Rolex And Quartz – The Watch That Ticked Differently

Watch & Bullion
21 April 2018 | 5 min read
“Albert Einstein failed elementary math”, “Shaving causes your hair to grow back faster”, and “A Rolex that ticks is fake”.
These are the kind of statements which circulate based on how catchy they are, rather than their actual substantive quality. It is a bit like Mark Twain once said, “It ain’t what you don’t know that gets you into trouble. It’s what you know for sure that just ain’t so.” Albert Einstein is a topic I will leave for someone else, and the hair argument has already occupied too much time of my life. That is why today we will look at Rolex and their affair with quartz watches.
But first, a bit of History. Things started off with the Rolex reference 5100, also know as The Texan. It was driven by the beta 21 movement which was introduced in 1969. It was the successor of the Beta 1 movement from 1960 which was a product of the Centre Electronique Horologer, a group of Switzerland’s most prominent watchmakers. Sold between 1970 and 1972 and with a rumored production number of around 1000 pieces it is one of the rarest Rolex ever to exist, and also the first Rolex which ever had a sapphire crystal. The Beta 21 movement was also seen in Patek, IWC, and Omega watches but it is to this day most connected to the 5100. These watches are not very reliable, and clearly a very early version of the reliable cheap quartz watch we know today. Ironically though these very first models lacked the one trait identified with quartz watches, they had a sweeping seconds hand.

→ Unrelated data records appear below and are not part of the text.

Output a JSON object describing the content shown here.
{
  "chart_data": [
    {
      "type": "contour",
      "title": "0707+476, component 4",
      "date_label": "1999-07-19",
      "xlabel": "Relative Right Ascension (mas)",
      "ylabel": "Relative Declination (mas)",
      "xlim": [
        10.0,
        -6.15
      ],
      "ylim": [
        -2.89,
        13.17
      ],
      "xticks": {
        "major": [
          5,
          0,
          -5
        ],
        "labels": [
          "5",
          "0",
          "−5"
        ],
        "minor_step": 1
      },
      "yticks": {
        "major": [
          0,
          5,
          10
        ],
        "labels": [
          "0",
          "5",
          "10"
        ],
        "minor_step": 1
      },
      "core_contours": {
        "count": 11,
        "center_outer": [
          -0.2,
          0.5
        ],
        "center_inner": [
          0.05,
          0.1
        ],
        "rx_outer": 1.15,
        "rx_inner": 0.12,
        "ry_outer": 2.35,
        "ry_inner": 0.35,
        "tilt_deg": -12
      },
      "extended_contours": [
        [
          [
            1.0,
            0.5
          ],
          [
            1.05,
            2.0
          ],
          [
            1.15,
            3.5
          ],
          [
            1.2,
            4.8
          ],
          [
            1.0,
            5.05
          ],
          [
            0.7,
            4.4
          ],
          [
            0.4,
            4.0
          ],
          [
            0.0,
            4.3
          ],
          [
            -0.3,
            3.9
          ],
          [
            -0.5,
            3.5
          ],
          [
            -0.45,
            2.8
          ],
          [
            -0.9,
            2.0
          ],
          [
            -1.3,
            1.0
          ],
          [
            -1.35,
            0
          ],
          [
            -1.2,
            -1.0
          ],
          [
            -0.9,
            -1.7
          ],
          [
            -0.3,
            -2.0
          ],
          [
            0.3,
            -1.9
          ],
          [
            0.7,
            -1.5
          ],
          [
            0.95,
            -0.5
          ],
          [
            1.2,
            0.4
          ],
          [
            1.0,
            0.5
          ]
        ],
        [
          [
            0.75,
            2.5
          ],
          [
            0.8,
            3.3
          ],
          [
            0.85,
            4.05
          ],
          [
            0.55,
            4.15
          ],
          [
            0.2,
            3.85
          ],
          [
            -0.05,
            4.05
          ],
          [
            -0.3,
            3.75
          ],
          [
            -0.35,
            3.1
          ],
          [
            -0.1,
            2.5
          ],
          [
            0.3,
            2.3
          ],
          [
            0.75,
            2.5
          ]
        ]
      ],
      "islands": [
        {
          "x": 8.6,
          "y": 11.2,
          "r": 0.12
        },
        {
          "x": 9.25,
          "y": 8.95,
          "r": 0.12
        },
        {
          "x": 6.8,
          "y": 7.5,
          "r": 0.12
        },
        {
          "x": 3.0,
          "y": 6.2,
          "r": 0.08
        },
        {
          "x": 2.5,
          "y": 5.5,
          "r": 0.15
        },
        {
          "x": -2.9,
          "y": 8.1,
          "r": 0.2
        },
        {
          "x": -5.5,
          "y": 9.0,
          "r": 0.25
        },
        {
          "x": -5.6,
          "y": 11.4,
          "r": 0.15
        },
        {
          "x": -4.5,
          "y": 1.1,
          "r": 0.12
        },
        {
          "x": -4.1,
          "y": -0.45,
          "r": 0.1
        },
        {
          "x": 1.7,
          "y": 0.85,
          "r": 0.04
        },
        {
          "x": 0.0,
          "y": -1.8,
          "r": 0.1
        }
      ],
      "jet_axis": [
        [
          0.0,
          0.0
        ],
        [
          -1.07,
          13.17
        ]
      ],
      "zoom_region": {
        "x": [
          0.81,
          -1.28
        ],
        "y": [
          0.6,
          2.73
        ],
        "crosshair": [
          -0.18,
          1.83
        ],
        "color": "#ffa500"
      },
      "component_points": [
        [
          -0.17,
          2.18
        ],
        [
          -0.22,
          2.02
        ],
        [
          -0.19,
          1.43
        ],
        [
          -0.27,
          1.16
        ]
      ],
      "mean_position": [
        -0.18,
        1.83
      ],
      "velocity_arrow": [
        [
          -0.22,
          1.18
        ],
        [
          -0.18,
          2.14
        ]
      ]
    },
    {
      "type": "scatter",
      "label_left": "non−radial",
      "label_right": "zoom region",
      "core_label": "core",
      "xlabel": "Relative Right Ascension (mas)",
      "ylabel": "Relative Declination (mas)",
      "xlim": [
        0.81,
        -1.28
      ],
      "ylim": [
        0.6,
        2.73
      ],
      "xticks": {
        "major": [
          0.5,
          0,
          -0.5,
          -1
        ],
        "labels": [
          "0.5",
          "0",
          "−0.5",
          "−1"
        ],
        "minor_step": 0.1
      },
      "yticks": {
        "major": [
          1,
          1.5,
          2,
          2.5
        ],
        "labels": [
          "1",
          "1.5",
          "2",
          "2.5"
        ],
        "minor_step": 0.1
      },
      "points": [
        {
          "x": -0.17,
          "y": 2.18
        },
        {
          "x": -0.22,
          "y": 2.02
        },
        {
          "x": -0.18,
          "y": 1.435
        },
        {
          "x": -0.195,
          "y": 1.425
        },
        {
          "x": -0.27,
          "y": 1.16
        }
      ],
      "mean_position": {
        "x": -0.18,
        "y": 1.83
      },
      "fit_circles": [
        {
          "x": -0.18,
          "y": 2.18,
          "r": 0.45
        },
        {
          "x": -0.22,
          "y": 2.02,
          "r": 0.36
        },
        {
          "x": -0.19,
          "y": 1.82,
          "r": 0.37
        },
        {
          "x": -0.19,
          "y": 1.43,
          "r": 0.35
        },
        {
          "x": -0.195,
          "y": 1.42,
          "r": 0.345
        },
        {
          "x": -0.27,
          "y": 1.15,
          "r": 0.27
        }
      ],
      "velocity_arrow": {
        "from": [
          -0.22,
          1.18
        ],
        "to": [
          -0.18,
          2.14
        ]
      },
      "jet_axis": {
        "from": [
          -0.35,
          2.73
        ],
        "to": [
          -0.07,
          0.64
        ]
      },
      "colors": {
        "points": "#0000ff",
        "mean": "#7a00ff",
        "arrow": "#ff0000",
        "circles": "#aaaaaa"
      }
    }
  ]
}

So on our hunt for a Rolex that ticks we have to look elsewhere. The 5100 despite its shrewd history and ridiculously low production numbers was successful enough to warrant a successor. Rolex being Rolex, however, they wanted to do their own thing and offer a unique movement that they didn’t have to share with other producers. After the 5100 stopped selling in 1972 Rolex decided to work on their own quartz movement. Full five years later in 1977, Rolex released calibers 5053 and 5055 for the date and day-date version respectively, and with that created arguably to this day best quartz movement ever made.

Rolex doesn’t do things half-heartedly, so if they were going to make a quartz watch they had to make sure it lived up to their brand reputation. Taking with them the experiences from the Beta 21, Rolex concluded that a higher frequency oscillator and a way to compensate for changes in temperature would be critical for the perfect quartz movement. Consequently, the 5035 oscillates four times faster than the Beta 21 and has a thermistor which can sense temperature and uses the data to regulate the voltage to the quartz crystal. To allow for fine-tuning Rolex included a trimmer, a little screw that you can turn in order to speed up or slow down your watch to get the accuracy just right. The result of all this work was a +/-60 seconds accuracy rating per year which was groundbreaking.

The movement is largely based on the mechanics of the automatic 3035 movements, something Rolex acknowledges in the name of the caliber. The best example of this is the drive mechanism which works in the same way as a mechanical watch escapement, just at a slower rate of 1 tick per second. This mechanical basis makes for arguably the most identifiable seconds hand in the quartz world. If you have never before been around an Oysterquartz, let me tell you that you’ll probably hear it before you’ll see it. This is not because it is obnoxiously loud, but it is a sound that never leaves and marches forward with a consistency and confidence of a Prussian general. And to put the icing on the cake, Rolex built in a mechanism to counteract the force of the second’s hand and prevent a backlash that can be seen on cheaper quartz watches.
The earliest models of the Oysterquartz can be identified by lacking COSC certification, a true rarity for Rolex. This was evidence of the two slightly different versions Rolex released. The mark 1 featured a basic quartz crystal, and the 18 months later introduced mark 2 sports a new crystal shaped like a tuning fork for better accuracy and COSC certification identified on the dial. And for the next two decades that was it. In 2002 the Oysterquartz left the stage of the Rolex ADs. It was graced by the wrist of Tupac, Reinhold Messner, and John Huston in an iconic Apple Ad.
The Rolex Oysterquartz is a bit like those ridiculously over-engineered German cars of the 70s. Yeah, maybe they don’t get as many looks as a Ferrari, and sure repairs can be a pain in the rare event that you break it, but you have to forgive these things as it was built in a different time. A child of the 1970s, this watch comes from a time period where the Beatles had just disbanded, the Concord put the world in awe, and the floppy disc revolutionized business. Since then the world population has doubled, and while everything else seems to have sped up, the Oysterquartz is in its own cocoon ticking on in the 1970s having lost nothing of its appeal. This is a special watch, an outlier the likes we will likely never again see from Rolex.